Techniken und Strategien im Grappling

  • Position vor Submission: Im Grappling ist es oft wichtiger, eine dominante Position zu erreichen, bevor man versucht, eine Submission (Aufgabe) zu erzwingen.
  • Gewicht und Hüfte einsetzen: Eine der wichtigsten Strategien im Bodenkampf ist der effektive Einsatz des Körpergewichts und der Hüfte, um den Gegner zu kontrollieren.
  • Bleibt ruhig und atme: Grappling kann sehr anstrengend sein und es ist leicht, in der Hitze des Gefechts die Kontrolle zu verlieren.
  • Lerne die „Brücke“ und die „Rolle“: Das sind grundlegende Bewegungen, die euch helfen, euch aus schwierigen Positionen zu befreien und den Kampf zu deinem Vorteil zu wenden.
  • Ständige Bewegung und Anpassung: Beim Grappling ist es wichtig, ständig in Bewegung zu sein und sich den Bewegungen und Reaktionen des Gegners anzupassen.
  • Übung macht den Meister: Wie bei jeder Fertigkeit ist auch beim Grappling die Übung der Schlüssel zum Erfolg.
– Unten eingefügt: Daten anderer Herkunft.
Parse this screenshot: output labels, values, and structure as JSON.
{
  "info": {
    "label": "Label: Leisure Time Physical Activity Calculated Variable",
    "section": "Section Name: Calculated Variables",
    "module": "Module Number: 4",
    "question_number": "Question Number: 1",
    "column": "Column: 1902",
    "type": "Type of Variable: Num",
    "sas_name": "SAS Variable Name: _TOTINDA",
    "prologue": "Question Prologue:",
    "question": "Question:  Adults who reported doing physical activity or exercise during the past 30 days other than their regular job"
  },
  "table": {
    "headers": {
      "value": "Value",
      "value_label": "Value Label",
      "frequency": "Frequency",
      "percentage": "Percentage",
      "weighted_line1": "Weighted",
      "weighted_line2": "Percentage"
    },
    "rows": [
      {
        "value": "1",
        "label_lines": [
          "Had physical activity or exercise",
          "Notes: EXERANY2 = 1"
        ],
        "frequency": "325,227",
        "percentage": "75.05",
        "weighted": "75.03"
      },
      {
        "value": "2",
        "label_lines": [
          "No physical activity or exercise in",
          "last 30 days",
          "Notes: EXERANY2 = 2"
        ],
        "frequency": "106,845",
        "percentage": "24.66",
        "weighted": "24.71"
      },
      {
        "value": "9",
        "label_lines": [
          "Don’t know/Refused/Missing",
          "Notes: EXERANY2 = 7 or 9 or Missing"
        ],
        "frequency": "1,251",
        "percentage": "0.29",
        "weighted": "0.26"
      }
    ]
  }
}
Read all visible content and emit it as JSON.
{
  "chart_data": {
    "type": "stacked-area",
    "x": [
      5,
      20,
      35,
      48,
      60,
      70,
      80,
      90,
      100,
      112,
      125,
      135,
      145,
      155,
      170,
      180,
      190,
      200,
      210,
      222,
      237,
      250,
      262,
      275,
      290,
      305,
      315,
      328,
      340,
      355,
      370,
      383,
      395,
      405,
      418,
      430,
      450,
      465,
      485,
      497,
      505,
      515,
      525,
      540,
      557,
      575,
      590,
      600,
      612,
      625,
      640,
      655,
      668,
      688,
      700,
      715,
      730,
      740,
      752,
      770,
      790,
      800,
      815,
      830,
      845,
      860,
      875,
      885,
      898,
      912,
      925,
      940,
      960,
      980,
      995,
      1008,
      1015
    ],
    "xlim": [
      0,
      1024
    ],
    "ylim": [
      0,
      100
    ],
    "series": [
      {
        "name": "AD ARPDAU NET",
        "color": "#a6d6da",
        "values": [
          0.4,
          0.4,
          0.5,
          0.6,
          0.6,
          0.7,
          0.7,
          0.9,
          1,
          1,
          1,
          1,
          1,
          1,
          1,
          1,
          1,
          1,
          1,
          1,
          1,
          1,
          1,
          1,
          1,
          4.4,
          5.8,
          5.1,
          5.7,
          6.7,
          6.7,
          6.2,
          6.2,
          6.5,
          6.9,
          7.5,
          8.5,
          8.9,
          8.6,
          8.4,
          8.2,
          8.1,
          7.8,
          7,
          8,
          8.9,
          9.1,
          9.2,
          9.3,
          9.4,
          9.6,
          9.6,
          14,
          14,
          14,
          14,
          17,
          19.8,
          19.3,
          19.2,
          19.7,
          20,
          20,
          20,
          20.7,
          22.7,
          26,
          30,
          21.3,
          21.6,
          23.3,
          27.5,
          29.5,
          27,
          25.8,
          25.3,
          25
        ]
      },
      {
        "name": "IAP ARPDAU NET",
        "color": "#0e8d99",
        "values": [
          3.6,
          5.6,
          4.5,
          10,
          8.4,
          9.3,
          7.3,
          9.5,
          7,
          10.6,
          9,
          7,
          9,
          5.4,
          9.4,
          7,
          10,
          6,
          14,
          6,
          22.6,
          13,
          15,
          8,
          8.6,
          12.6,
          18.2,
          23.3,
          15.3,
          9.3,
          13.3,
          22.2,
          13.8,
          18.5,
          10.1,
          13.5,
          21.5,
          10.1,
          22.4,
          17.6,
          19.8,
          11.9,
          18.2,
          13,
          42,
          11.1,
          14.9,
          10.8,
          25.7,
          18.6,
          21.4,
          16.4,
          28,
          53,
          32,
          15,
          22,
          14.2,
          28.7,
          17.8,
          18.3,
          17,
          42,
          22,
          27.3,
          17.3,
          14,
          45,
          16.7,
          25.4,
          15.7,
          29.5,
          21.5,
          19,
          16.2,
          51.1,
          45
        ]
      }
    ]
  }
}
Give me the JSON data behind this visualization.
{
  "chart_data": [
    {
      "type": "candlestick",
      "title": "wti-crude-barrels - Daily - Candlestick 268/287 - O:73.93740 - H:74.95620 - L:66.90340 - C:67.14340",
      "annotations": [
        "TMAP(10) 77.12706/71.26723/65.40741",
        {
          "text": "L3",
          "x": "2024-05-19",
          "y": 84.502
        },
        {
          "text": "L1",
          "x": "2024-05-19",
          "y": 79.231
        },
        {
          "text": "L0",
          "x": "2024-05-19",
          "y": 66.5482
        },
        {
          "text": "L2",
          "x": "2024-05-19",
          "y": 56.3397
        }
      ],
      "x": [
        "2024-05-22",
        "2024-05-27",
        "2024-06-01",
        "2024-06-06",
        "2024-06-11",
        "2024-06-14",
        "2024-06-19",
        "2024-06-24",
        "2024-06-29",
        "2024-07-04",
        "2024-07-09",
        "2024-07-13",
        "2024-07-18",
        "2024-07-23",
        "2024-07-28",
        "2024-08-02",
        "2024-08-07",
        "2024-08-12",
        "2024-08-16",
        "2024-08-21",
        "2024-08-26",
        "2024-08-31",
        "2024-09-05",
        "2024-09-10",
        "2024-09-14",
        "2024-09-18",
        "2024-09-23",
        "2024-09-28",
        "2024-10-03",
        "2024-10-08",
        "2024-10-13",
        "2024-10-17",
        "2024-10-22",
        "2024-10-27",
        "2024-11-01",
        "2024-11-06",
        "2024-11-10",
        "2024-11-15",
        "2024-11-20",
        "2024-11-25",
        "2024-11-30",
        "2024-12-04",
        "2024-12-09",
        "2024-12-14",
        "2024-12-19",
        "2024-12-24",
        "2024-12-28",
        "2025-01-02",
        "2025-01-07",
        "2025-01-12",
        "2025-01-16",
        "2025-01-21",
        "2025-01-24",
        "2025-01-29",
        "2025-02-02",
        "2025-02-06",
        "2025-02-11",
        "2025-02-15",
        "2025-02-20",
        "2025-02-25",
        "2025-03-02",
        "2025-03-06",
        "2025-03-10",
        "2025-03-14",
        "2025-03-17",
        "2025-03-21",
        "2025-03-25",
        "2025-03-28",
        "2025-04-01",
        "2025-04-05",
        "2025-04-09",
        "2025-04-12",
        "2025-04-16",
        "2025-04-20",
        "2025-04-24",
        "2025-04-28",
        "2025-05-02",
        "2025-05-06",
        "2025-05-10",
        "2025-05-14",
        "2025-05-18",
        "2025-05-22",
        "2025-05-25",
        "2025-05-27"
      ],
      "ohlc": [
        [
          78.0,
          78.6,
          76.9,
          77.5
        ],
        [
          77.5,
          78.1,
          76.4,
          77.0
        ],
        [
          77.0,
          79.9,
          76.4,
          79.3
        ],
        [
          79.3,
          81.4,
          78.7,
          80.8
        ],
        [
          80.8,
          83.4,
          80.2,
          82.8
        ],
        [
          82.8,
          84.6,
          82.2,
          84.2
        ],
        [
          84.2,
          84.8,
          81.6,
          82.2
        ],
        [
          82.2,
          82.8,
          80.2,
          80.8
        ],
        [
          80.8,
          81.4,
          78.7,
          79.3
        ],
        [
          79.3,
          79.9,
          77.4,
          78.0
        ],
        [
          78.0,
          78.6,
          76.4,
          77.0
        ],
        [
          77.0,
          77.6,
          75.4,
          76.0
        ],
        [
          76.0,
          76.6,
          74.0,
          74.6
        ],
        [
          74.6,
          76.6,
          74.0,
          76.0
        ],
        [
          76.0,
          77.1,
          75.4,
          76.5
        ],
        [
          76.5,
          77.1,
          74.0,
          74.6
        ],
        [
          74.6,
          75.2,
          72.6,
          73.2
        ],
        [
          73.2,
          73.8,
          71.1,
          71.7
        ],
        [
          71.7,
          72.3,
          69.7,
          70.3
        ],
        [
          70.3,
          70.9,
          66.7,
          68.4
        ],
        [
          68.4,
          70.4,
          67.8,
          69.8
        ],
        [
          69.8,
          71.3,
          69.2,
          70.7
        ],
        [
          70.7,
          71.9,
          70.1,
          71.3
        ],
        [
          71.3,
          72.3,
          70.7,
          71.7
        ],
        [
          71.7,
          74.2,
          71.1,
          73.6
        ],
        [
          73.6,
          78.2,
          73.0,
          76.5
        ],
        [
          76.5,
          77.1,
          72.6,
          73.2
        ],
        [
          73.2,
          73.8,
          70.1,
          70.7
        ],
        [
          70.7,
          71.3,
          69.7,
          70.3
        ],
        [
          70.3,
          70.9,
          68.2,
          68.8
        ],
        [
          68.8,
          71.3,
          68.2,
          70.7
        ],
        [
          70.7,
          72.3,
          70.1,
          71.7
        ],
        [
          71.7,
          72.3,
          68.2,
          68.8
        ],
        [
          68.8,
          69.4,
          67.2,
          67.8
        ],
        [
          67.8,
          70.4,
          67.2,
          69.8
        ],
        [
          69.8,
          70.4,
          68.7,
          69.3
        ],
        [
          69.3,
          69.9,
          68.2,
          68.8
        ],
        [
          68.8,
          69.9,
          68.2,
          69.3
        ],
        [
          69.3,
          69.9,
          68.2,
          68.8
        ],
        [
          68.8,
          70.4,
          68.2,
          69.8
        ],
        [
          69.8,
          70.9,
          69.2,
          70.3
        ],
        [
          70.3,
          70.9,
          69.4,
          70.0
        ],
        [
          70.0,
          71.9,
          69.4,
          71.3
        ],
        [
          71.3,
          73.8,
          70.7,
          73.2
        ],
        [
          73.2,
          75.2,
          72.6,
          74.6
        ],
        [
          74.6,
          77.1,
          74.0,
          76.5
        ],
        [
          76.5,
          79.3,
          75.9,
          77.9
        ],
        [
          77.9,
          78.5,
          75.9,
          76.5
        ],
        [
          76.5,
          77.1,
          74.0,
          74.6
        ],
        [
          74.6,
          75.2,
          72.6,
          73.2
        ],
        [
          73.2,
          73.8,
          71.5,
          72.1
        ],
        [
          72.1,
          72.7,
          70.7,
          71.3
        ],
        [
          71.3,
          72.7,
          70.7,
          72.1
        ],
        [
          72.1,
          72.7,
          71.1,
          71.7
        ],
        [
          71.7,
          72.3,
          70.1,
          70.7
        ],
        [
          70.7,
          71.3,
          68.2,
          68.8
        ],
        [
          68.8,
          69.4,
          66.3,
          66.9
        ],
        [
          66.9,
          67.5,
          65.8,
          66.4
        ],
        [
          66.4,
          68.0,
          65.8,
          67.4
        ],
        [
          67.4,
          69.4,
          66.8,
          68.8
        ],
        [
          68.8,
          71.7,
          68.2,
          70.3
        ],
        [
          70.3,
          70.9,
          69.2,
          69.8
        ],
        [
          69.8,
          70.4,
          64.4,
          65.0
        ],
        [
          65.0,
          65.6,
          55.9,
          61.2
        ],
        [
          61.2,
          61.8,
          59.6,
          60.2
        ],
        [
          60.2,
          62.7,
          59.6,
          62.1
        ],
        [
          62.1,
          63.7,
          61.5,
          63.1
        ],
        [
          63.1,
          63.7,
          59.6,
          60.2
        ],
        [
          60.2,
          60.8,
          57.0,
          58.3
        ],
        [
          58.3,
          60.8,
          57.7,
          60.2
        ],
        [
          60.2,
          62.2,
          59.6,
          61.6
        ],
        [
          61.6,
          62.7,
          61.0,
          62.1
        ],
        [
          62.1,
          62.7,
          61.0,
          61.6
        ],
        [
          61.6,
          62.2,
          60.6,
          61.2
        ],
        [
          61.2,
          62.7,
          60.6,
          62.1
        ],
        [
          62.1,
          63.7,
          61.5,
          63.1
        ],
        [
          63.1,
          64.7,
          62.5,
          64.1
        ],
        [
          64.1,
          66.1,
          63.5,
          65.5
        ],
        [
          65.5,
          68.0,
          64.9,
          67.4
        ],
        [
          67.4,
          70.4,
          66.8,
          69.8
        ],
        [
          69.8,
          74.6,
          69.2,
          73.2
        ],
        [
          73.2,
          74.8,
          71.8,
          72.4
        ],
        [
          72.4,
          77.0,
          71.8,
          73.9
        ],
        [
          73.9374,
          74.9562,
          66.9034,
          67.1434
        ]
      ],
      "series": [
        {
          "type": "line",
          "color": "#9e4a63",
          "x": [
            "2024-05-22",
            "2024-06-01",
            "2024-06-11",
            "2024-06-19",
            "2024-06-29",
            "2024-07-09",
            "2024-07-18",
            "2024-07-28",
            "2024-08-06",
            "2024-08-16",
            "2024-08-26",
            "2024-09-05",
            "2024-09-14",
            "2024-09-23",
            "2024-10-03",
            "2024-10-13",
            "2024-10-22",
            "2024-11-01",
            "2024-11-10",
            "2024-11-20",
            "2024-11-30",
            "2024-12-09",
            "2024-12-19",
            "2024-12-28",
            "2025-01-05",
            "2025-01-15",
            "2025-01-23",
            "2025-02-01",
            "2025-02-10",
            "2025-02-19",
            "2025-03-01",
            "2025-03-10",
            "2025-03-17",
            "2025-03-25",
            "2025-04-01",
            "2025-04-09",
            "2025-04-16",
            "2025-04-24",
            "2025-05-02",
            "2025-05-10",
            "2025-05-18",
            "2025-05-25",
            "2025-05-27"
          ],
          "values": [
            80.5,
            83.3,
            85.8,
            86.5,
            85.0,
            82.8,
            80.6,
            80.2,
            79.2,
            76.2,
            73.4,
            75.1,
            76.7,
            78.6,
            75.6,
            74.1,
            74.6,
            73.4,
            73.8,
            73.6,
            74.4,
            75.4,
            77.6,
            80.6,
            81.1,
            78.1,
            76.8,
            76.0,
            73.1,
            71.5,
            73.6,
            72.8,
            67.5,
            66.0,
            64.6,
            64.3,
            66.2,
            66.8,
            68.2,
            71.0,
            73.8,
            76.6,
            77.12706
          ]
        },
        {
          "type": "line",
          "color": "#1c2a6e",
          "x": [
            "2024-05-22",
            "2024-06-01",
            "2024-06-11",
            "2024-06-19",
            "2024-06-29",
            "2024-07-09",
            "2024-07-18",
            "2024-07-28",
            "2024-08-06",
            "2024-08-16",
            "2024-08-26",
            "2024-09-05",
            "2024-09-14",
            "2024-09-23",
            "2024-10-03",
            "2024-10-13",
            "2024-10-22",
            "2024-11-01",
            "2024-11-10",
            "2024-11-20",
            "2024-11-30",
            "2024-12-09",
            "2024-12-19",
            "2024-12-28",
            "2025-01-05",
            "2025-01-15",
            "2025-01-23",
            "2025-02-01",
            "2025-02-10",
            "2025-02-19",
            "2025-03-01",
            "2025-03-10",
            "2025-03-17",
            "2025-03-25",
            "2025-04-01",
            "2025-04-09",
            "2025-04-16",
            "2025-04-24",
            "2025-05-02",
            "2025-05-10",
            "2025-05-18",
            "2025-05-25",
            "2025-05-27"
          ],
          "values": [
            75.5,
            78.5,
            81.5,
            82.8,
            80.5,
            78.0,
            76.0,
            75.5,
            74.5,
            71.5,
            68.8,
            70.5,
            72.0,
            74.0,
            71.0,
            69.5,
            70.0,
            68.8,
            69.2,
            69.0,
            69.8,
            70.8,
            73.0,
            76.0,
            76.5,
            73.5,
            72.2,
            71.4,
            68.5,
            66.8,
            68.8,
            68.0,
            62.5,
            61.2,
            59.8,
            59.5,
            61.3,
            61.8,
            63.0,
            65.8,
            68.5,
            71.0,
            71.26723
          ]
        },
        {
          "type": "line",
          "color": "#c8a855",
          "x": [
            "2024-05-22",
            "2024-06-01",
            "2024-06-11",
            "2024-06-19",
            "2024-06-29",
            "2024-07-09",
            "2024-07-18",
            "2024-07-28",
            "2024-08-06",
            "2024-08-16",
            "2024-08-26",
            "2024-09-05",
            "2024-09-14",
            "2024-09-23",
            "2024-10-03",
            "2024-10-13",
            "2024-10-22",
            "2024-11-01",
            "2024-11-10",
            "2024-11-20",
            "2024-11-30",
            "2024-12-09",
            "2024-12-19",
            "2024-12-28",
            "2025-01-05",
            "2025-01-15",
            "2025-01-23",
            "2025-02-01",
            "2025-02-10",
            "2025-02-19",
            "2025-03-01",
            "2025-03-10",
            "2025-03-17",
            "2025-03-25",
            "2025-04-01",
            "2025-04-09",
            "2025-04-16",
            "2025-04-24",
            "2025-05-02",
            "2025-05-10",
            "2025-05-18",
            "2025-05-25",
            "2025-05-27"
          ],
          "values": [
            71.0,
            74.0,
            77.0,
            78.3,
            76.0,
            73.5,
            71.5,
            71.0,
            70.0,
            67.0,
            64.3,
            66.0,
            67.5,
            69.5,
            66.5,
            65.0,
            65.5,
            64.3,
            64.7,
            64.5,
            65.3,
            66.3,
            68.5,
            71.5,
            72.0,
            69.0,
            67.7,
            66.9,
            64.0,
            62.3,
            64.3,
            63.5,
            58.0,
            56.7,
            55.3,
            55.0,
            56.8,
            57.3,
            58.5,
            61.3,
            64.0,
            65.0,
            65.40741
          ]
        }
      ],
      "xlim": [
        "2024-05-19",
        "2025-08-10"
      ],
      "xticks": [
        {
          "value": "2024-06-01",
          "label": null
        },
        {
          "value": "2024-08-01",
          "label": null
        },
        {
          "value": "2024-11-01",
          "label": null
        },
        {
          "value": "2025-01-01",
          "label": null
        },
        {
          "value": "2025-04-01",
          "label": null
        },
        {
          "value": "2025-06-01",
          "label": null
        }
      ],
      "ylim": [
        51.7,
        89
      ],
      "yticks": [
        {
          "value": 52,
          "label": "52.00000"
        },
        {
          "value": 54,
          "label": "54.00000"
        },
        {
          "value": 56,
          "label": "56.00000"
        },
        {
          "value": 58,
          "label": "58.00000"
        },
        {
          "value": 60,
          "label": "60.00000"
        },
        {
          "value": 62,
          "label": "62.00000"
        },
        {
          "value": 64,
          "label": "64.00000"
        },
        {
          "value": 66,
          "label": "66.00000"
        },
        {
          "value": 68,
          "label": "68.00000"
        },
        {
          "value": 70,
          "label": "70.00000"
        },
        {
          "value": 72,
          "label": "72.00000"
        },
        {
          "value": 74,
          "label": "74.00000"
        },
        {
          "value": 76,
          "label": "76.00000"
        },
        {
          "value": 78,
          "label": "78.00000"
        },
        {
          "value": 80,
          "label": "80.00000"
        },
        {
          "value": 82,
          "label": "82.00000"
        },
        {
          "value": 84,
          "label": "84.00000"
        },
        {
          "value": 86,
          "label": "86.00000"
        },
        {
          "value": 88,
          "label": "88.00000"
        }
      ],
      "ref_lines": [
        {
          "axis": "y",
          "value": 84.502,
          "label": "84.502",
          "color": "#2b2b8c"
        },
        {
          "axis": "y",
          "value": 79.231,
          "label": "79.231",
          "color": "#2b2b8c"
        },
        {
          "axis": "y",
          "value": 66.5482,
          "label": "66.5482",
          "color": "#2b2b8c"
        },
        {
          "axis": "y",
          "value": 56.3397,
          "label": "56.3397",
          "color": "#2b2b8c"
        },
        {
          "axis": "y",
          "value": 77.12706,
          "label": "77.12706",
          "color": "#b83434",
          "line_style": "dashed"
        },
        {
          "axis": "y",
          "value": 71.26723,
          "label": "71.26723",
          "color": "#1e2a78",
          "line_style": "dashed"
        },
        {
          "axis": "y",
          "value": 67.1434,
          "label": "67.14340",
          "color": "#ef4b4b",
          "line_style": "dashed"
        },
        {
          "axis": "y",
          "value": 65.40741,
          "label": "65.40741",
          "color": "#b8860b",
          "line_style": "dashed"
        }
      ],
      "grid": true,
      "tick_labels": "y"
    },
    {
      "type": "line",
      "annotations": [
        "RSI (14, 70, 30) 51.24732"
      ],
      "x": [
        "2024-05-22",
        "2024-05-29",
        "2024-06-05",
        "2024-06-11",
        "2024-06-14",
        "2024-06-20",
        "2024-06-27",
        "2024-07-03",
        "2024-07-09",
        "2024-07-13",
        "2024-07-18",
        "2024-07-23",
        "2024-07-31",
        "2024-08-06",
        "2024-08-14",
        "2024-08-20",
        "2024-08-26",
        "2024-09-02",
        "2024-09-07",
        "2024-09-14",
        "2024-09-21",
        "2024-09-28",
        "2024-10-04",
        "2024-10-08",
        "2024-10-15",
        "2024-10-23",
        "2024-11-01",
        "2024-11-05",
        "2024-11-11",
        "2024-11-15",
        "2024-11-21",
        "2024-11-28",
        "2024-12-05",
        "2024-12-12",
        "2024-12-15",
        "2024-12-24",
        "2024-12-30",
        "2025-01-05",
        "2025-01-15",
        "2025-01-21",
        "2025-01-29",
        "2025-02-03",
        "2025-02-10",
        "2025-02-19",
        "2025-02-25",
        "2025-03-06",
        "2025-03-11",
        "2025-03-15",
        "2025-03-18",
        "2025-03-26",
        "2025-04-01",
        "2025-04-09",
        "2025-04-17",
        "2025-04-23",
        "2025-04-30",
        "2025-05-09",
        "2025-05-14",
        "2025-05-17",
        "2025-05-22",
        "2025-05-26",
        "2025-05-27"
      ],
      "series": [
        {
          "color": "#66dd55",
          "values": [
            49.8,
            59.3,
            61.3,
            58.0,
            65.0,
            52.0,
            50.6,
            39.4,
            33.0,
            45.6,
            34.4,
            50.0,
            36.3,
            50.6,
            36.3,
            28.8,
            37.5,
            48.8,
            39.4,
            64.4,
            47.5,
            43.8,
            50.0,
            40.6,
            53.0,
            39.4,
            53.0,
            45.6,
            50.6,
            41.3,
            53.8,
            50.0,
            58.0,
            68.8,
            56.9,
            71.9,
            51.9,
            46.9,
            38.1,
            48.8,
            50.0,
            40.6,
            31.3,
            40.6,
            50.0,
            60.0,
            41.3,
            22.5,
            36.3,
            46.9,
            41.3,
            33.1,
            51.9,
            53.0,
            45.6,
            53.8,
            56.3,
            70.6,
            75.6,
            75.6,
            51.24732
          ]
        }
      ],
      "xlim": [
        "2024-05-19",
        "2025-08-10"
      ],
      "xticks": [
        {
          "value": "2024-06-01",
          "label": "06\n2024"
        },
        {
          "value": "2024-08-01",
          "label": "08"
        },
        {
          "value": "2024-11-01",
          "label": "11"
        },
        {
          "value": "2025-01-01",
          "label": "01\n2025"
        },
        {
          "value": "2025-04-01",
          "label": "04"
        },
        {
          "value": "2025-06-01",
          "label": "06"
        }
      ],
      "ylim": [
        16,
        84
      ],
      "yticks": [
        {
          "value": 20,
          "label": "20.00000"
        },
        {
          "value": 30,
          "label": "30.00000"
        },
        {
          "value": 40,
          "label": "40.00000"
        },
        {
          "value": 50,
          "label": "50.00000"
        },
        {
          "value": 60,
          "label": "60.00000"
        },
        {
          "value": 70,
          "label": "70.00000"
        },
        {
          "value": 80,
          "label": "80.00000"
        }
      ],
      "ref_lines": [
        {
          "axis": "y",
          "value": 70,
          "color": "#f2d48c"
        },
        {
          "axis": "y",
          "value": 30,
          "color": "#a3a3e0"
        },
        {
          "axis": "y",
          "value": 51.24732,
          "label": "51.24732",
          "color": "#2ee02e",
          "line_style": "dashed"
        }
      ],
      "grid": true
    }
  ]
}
Je mehr man trainiert, desto besser wird man.

Kampfsportarten mit Grappling

  • Brazilian Jiu-Jitsu (BJJ)
  • Judo
  • Ringen
  • Sambo

Ausrüstung für Grappling

  • Gi oder No-Gi Kleidung

Boxsack Training für zu Hause

Das Boxen am Sandsack oder auch das Fitnessboxen sind für jede Altersklasse und jeden Erfahrungsgrad geeignet. Du bist also in bester Gesellschaft! Wichtig ist vorab: Beim Boxsack Training solltest Du immer vorher das Ziel festlegen. Das können entweder eine oder zwei Kombinationen, Einzelschläge oder Auftakt meiden usw. sein. Das hilft dir dabei, Kontinuität in dein Training zu bringen.

Übungen für das Training am Boxsack

  • Verfestige deine Lieblingskombination, bis sie wirklich sitzt.
  • Bewege dich leichtfüßig und gleitend um den Boxsack.
  • Achte darauf, dass du immer nur eine Variante (keine Kombinationen) während einer Minuten-Einheit trainierst, damit die Bewegungsabläufe genau sitzen.
  • Mache die Übung am besten abwechselnd zwischen Sack und Spiegel (wenn vorhanden), denn beim Spiegeltraining kannst du die Technik selbst überprüfen, was essentiell für deine Lernfortschritte ist.

Trainingsplan für das Boxsacktraining

Wärme dich mit 15 Sekunden Seilspringen auf und führe dann dein Sandsacktraining durch. Dieses soll inklusive Pausen ca. 30-50 min. (je nach Fortschritt und Ziel) andauern.